— Это естественно. Вы очень много крови потеряли. И еще не скоро подниметесь с постели.
— А вы… вы давно здесь, господин доктор?
— Почти пять часов.
— Как же вам удалось так быстро приехать?
— Брике разыскал меня у графини де Лораге. Благодарение Богу, что я был так близко.
— Что, разве я была так слаба?
— Вы истекали кровью. Ваш обморок — как раз следствие кровопотери. Мне пришлось наложить столько швов, а вы этого даже не почувствовали.
Я попыталась улыбнуться.
— Но ведь теперь все хорошо, да, господин д’Арбалестье?
— Да. Это просто чудо какое-то. Вам повезло, мадам.
Я упала на подушки и снова улыбнулась. Мне нравился доктор д’Арбалестье. Он напоминал мне чем-то Эсташа Лассона. У них даже очки были одинаковой формы, и это сходство успокаивало меня.
— Невероятный случай, — сказал он будто самому себе. — Я опишу его в парижском медицинском журнале. Невероятный случай стремительных родов… Похоже, что-то очень звало вашего сына на свет, мадам.
— Сына? — Я сразу ожила и снова привстала на локте. — С ним все хорошо, надеюсь?
— Да. Он цепкий мальчик. Я буду наведываться каждые два дня. За таким нетерпеливым ребенком стоит наблюдать.
— Я надеюсь, — прошептала я, — что ему не придет в голову еще чем-то нас поразить…
Вошла Маргарита. Вид у нее был чрезвычайно гордый, а на руках она, как священные дары, держала крохотный белый сверток.
— Целых шесть фунтов, — с улыбкой объявил доктор д’Арбалестье. — Это тоже рекорд для семимесячного.
Маргарита осторожно положила ребенка рядом со мной, и я в первый раз, не без некоторой робости, взглянула на личико своего нетерпеливого сынишки. Он был весь спелёнутый, как крохотная мумия, и, честно говоря, сейчас далеко не блистал красотой, был даже страшненький, как все недоношенные младенцы, но выглядел чрезвычайно умилительно.
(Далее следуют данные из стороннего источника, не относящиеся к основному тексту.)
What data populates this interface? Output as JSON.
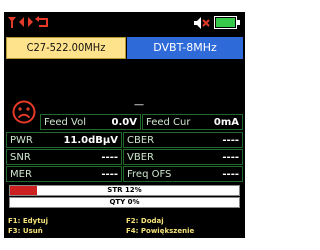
{
  "status": {
    "icons": [
      "antenna-icon",
      "arrows-icon",
      "back-icon",
      "mute-icon",
      "battery-icon"
    ],
    "colors": {
      "accent_red": "#e33a2a",
      "battery_green": "#35c84b"
    }
  },
  "channel": {
    "frequency": "C27-522.00MHz",
    "standard": "DVBT-8MHz"
  },
  "signal_status_icon": "sad-face-icon",
  "top_value": "----",
  "feed": {
    "vol_label": "Feed Vol",
    "vol_value": "0.0V",
    "cur_label": "Feed Cur",
    "cur_value": "0mA"
  },
  "measurements": {
    "pwr_label": "PWR",
    "pwr_value": "11.0dBμV",
    "cber_label": "CBER",
    "cber_value": "----",
    "snr_label": "SNR",
    "snr_value": "----",
    "vber_label": "VBER",
    "vber_value": "----",
    "mer_label": "MER",
    "mer_value": "----",
    "freqofs_label": "Freq OFS",
    "freqofs_value": "----"
  },
  "bars": {
    "str_label": "STR 12%",
    "str_level": 0.12,
    "qty_label": "QTY 0%",
    "qty_level": 0.0
  },
  "function_keys": {
    "f1": "F1: Edytuj",
    "f2": "F2: Dodaj",
    "f3": "F3: Usuń",
    "f4": "F4: Powiększenie"
  }
}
Я склонилась, нежно коснулась губами его щечки.
— Скоро ему захочется кушать, — сказала Маргарита. — Повивальная бабка помазала ему язычок медом, чтобы у него появился аппетит.
Это был деревенский бретонский обычай. Я видела, как иронично сверкнули глаза доктора за стеклами очков.
— Ах, Боже мой, — прошептала я, — у меня опять нет молока.
— Чепуха, — заявила Маргарита. — Ни одна знатная дама не станет сама кормить ребенка. В округе найдется с десяток бретонок, которые сочтут за честь быть молочной матерью будущего герцога дю Шатлэ. Правильно я говорю, господин доктор?
— Постарайтесь выбрать лучшую из них, милейшая, — посоветовал он. — А что касается вас, мадам, то, разумеется, вам не следует вставать с постели. Я останусь здесь на ночь, на тот случай, если произойдет еще какая-нибудь неприятность.
— Элизабет приготовит вам комнату, сударь…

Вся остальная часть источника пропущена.